The reduction in the ratio of fixed costs (overheads and payroll costs) to consolidated revenue enabled the Group to achieve a significant improvement in its margins, which rose to 14.4% from 13.1% in 2020.
The Group’s performance in the first nine months is even more striking when compared with the same period of 2019: despite a € 70 million drop in revenue, adjusted EBITDA rose by more than € 1 million versus € 83.4 million in first nine months 2019.
Group EBITDA, amounting to € 80.5 million, improved versus the € 65.1 million recorded in the same period of 2020, as a result of the abovementioned trends and dynamics, and to lower non-ordinary expense of € 1.4 million versus € 3.2 million in the same period of the prior year, which recorded a provision for charges arising from a tax dispute.
EBIT amounted to € 52 million, up by more than € 23 million versus € 28.9 million in the same period of 2020, due to the dynamics of the abovementioned operating components, to lower amortization and depreciation totaling € 2.1 million, and to the presence, in the result at 30 September 2020, of write-downs of € 5.8 million relating to TV Sorrisi e Canzoni and the goodwill of a number of other titles in the Media area.

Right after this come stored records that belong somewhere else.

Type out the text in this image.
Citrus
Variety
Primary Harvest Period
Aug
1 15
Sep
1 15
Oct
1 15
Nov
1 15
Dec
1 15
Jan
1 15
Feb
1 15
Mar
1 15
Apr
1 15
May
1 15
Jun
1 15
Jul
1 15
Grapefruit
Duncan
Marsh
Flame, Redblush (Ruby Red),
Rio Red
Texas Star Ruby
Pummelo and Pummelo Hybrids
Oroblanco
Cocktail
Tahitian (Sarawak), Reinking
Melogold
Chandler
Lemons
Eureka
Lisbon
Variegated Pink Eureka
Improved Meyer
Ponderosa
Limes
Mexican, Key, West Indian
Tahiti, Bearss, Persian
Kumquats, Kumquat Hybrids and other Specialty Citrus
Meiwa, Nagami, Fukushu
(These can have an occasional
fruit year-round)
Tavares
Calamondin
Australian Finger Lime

Consolidated profit before tax amounted to € 44.8 million versus € 19.6 million in first nine months 2020. On top of that, the following items also contributed to the significant improvement of approximately € 25 million:
- the reduction of approximately € 1 million in financial expense (down from € 3.2 million to € 2.2 million), due primarily to a lower average debt and a lower average interest rate;
- the improvement of approximately € 2 million in the results of associates (consolidated at equity), thanks in particular to the performance of the joint venture Mediamond.
The Group’s net profit, after minority interests, came to € 49.4 million, a sharp increase of € 31.4 million versus € 18 million recorded in first nine months 2020.
Despite the growth in profit before tax, the tax components for the period show a positive operating balance of € 4.6 million, due to the effect of net non-recurring income of approximately € 19 million, from the completion of the process of realigning the tax amounts of trademarks and goodwill to their respective statutory amounts.
The net financial position before IFRS16 at 30 September 2021 stands at € -27.3 million, a significant improvement of € 55 million versus € -82.3 million at 30 September 2020, as a result of the strong cash generation from ordinary operations recorded in the last 12 months (€ 70.7 million including outlays for financial expense and tax).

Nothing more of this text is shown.